ISTP, SxI-Si, 4w3 6w5 9w8, RLUEN.


----------



## LonelySpaceEmperor

*1. What year were you born?*
1999.

*2. What education level did you achieve?*
I have finished High School, starting Uni...

*3. What was your machiavellianism score?*
95/100,on the MACH-IV, on the second test I was "Decidedly dastardly", with Machiavellianism in 100%, Narcissism in 95%, and Psychopathy in 90%. 

*4. If you've taken other personality tests such as the MBTI, Socionics, Enneagram, or the OCEAN (aka Five-Factor Model, Big-Five) what did you type? 
*

*MBTI:* INTJ.
*Socionics:* ILI I think.
*Enneagram:* I lead with 5 I think. Tritype is 358, not fully sure on the order.
*Big Five:* RCOEI on the Global 5.

edit: I also scored extremely high on the Levenson Self Report Psychopathy scale, but I am very sane


----------



## spaghetspaghoot

1. 2004
2. Currently in year 10 of UK secondary school (ages 14/15)
3. 92/Decidely dastardly
4. INTP 8w7. I know my enneagram is pretty odd considering my MBTI and I also score reasonably high on 5 so I'm not 100% sure.


----------



## Sybow

1. What year were you born? 1990

2. What education level did you achieve?

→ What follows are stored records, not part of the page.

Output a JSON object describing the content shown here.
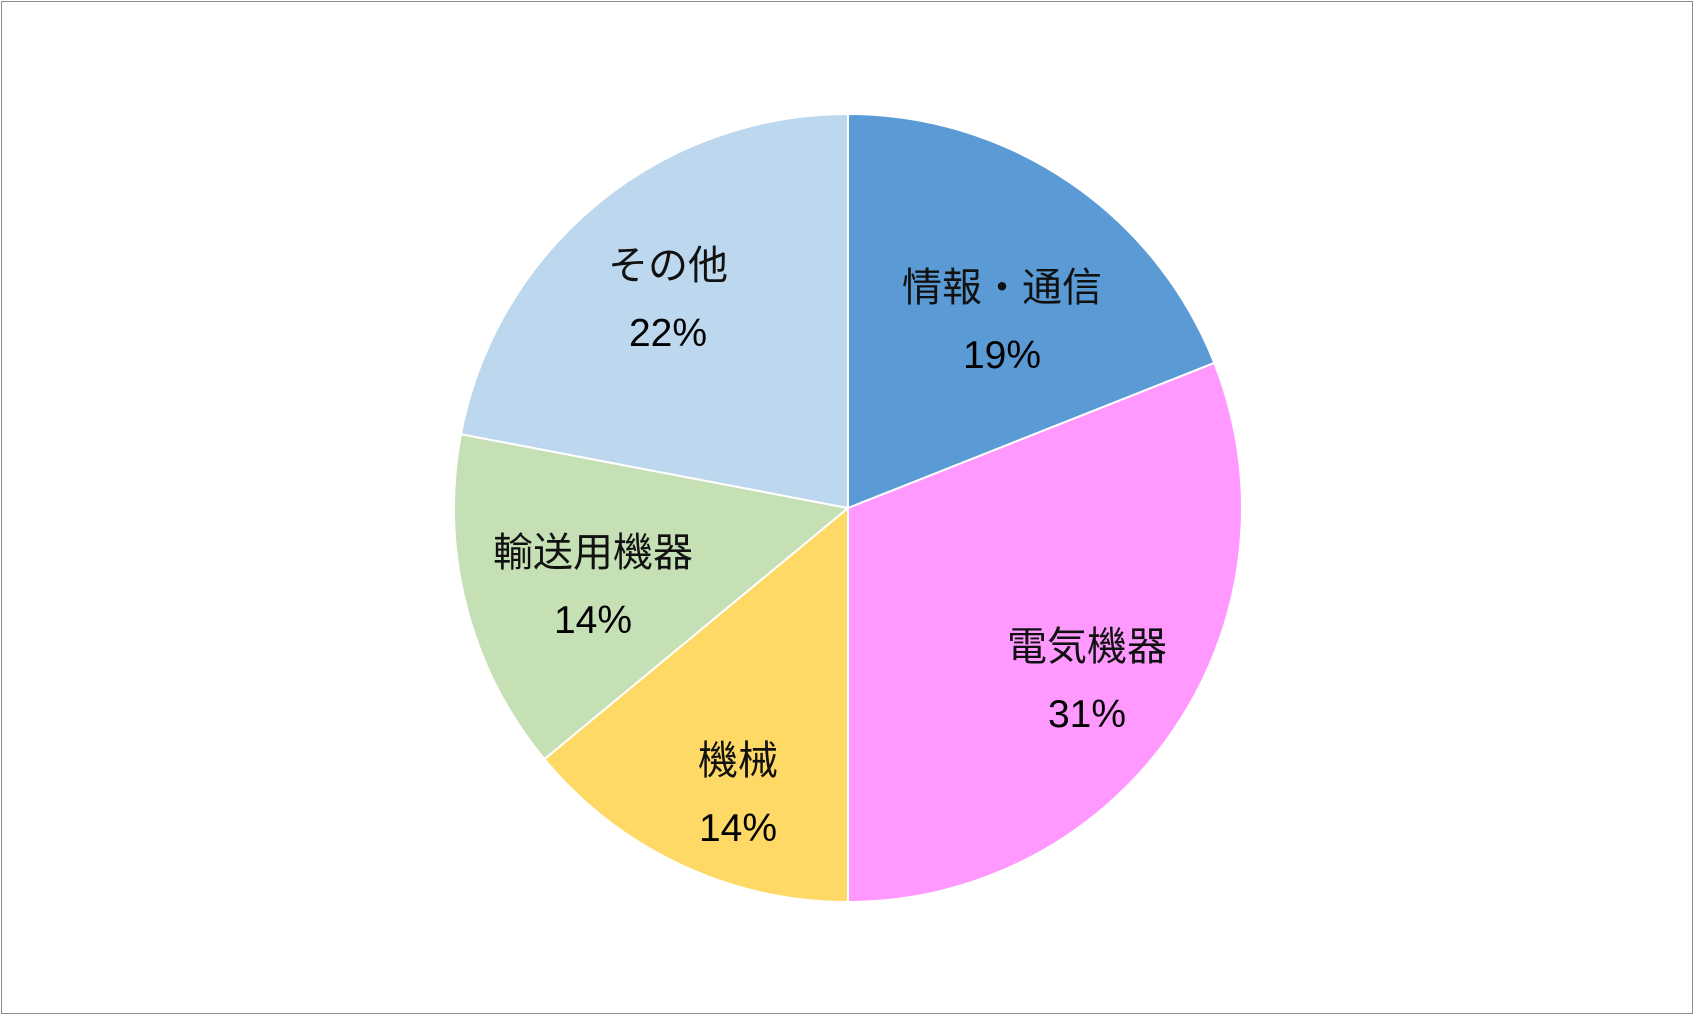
{
  "chart_data": {
    "type": "pie",
    "title": "",
    "start_angle_deg": 0,
    "direction": "clockwise",
    "slice_border": "#ffffff",
    "slices": [
      {
        "label": "情報・通信",
        "value": 19,
        "value_label": "19%",
        "color": "#5b9bd5"
      },
      {
        "label": "電気機器",
        "value": 31,
        "value_label": "31%",
        "color": "#ff99ff"
      },
      {
        "label": "機械",
        "value": 14,
        "value_label": "14%",
        "color": "#ffd966"
      },
      {
        "label": "輸送用機器",
        "value": 14,
        "value_label": "14%",
        "color": "#c5e0b4"
      },
      {
        "label": "その他",
        "value": 22,
        "value_label": "22%",
        "color": "#bdd7ee"
      }
    ]
  }
}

College Degree for Security. 

3. What was your machiavellianism score? 65 out of 100. 

Infrequently vile
You are infrequently vile – you mostly put others before yourself, though you may find occasions in which your dark side shines.

This test shows that its more about 80% on the bar. I don't know which one I should take.

4. If you've taken other personality tests such as the MBTI, Socionics, Enneagram, or the OCEAN (aka Five-Factor Model, Big-Five) what did you type?

ISTP enneagram 5w6 9w8 1w2


----------



## Dragheart Luard

1. What year were you born?

1990

2. What education level did you achieve?

Almost done with MSc (chemistry)

3. What was your machiavellianism score?

60 on the first test, infrequently vile in second one

4. If you've taken other personality tests such as the MBTI, Socionics, Enneagram, or the OCEAN (aka Five-Factor Model, Big-Five) what did you type?

MBTI: INTJ

Socionics: ILI-Te

Enneagram: probably 847, currently typing as 8w7 as core


----------